= Montonen–Olive duality =

Strong-weak duality in supersymmetric theories of theoretical physics

Montonen–Olive duality or electric–magnetic duality is the oldest known example of strong–weak duality (Note: Or weak–strong duality, both terms are correct.) or S-duality according to current terminology. (Note: The term S-duality began being used in the first proposals for extending the strong/weak duality conjecture from the case of supersymmetric four dimensional Yang–Mills theories to the context of superstring theory, first used by Anamaría Font (see (Font et al. 1990)). According to Jeffery Harvey the name is a "historical accident": it was introduced, for reasons of practicality, to indicate the discrete symmetry group SL(2, Z) of the ten-dimensional heterotic string theory compactified to four dimensions. More details can be found, for example, in (Schwarz 1997).) It generalizes the electric–magnetic symmetry of Maxwell's equations by stating that magnetic monopoles, which are usually viewed as emergent quasiparticles that are "composite" (i.e. they are solitons or topological defects), can in fact be viewed as "elementary" quantized particles with electrons playing the reverse role of "composite" topological solitons; the viewpoints are equivalent and the situation dependent on the duality. It was later proven to hold true when dealing with a N = 4 supersymmetric Yang–Mills theory. It is named after Finnish physicist Claus Montonen and British physicist David Olive after they proposed the idea in their academic paper Magnetic monopoles as gauge particles? where they state:

There should be two "dual equivalent" field formulations of the same theory in which electric (Noether) and magnetic (topological) quantum numbers exchange roles.
— (Montonen & Olive 1977)

S-duality is now a basic ingredient in topological quantum field theories and string theories, especially since the 1990s with the advent of the second superstring revolution. This duality is now one of several in string theory, the AdS/CFT correspondence which gives rise to the holographic principle, (Note: The AdS/CFT correspondence, like the Montonen–Olive duality, is also valid in N = 4 supersymmetric Yang–Mills theory and was proposed in 1997 by Juan Maldacena.) being viewed as amongst the most important. These dualities have played an important role in condensed matter physics, from predicting fractional charges of the electron, to the discovery of the magnetic monopole.

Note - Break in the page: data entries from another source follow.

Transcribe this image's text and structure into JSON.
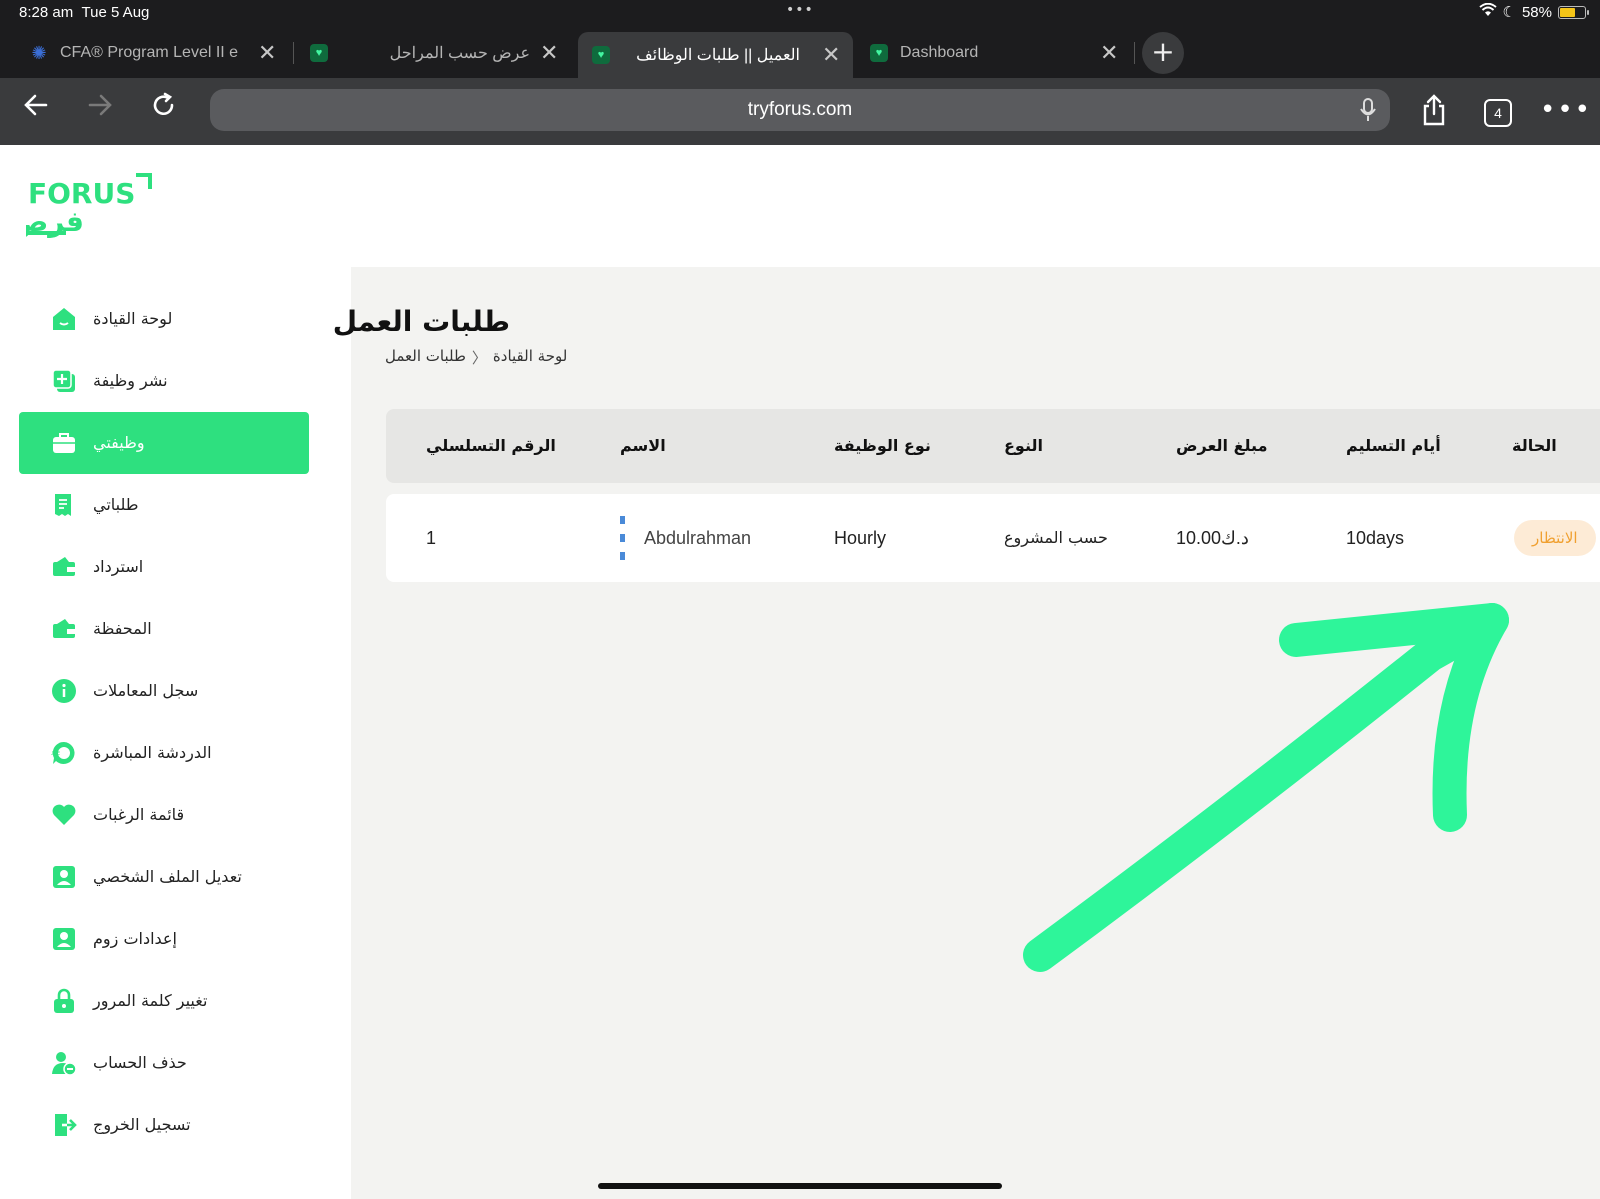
{
  "status_bar": {
    "time": "8:28 am",
    "date": "Tue 5 Aug",
    "battery": "58%",
    "battery_level": 0.58,
    "dots": "•••"
  },
  "tabs": [
    {
      "title": "CFA® Program Level II e",
      "icon": "cfa-icon",
      "active": false
    },
    {
      "title": "عرض حسب المراحل",
      "icon": "forus-favicon",
      "active": false
    },
    {
      "title": "العميل || طلبات الوظائف",
      "icon": "forus-favicon",
      "active": true
    },
    {
      "title": "Dashboard",
      "icon": "forus-favicon",
      "active": false
    }
  ],
  "toolbar": {
    "url": "tryforus.com",
    "tab_count": "4"
  },
  "logo": {
    "latin": "FORUS",
    "arabic": "فرص"
  },
  "sidebar": {
    "items": [
      {
        "label": "لوحة القيادة",
        "icon": "dashboard-icon",
        "active": false
      },
      {
        "label": "نشر وظيفة",
        "icon": "post-job-icon",
        "active": false
      },
      {
        "label": "وظيفتي",
        "icon": "briefcase-icon",
        "active": true
      },
      {
        "label": "طلباتي",
        "icon": "receipt-icon",
        "active": false
      },
      {
        "label": "استرداد",
        "icon": "refund-icon",
        "active": false
      },
      {
        "label": "المحفظة",
        "icon": "wallet-icon",
        "active": false
      },
      {
        "label": "سجل المعاملات",
        "icon": "info-icon",
        "active": false
      },
      {
        "label": "الدردشة المباشرة",
        "icon": "live-chat-icon",
        "active": false
      },
      {
        "label": "قائمة الرغبات",
        "icon": "heart-icon",
        "active": false
      },
      {
        "label": "تعديل الملف الشخصي",
        "icon": "profile-icon",
        "active": false
      },
      {
        "label": "إعدادات زوم",
        "icon": "zoom-settings-icon",
        "active": false
      },
      {
        "label": "تغيير كلمة المرور",
        "icon": "lock-icon",
        "active": false
      },
      {
        "label": "حذف الحساب",
        "icon": "delete-user-icon",
        "active": false
      },
      {
        "label": "تسجيل الخروج",
        "icon": "logout-icon",
        "active": false
      }
    ]
  },
  "main": {
    "title": "طلبات العمل",
    "breadcrumb": [
      "لوحة القيادة",
      "طلبات العمل"
    ],
    "breadcrumb_sep": "〈",
    "table": {
      "headers": {
        "serial": "الرقم التسلسلي",
        "name": "الاسم",
        "job_type": "نوع الوظيفة",
        "type": "النوع",
        "offer_amount": "مبلغ العرض",
        "delivery_days": "أيام التسليم",
        "status": "الحالة"
      },
      "rows": [
        {
          "serial": "1",
          "name": "Abdulrahman",
          "job_type": "Hourly",
          "type": "حسب المشروع",
          "offer_amount": "10.00د.ك",
          "delivery_days": "10days",
          "status": "الانتظار"
        }
      ]
    }
  },
  "colors": {
    "brand_green": "#2ee07f",
    "annotation_green": "#2ef59a",
    "status_pending": "#f0a030"
  }
}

== Electric–magnetic duality ==
The idea of a close similarity between electricity and magnetism, going back to the time of André-Marie Ampère and Michael Faraday, was first made more precise with James Clerk Maxwell's formulation of his famous equations for a unified theory of electric and magnetic fields:
 $$\begin{align}
  \nabla \cdot \mathbf{E} &= \rho \quad & \nabla \times \mathbf{E} + \dot{\mathbf{B}} &= 0 \\
  \nabla \cdot \mathbf{B} &= 0 \quad & \nabla \times \mathbf{B} - \dot{\mathbf{E}} &= \mathbf{j}.
\end{align}$$

The symmetry between $\mathbf{E}$ and $\mathbf{B}$ in these equations is striking. If one ignores the sources, or adds magnetic sources, the equations are invariant under $\mathbf{E} \rightarrow \mathbf{B}$ and $\mathbf{B} \rightarrow - \mathbf{E}$.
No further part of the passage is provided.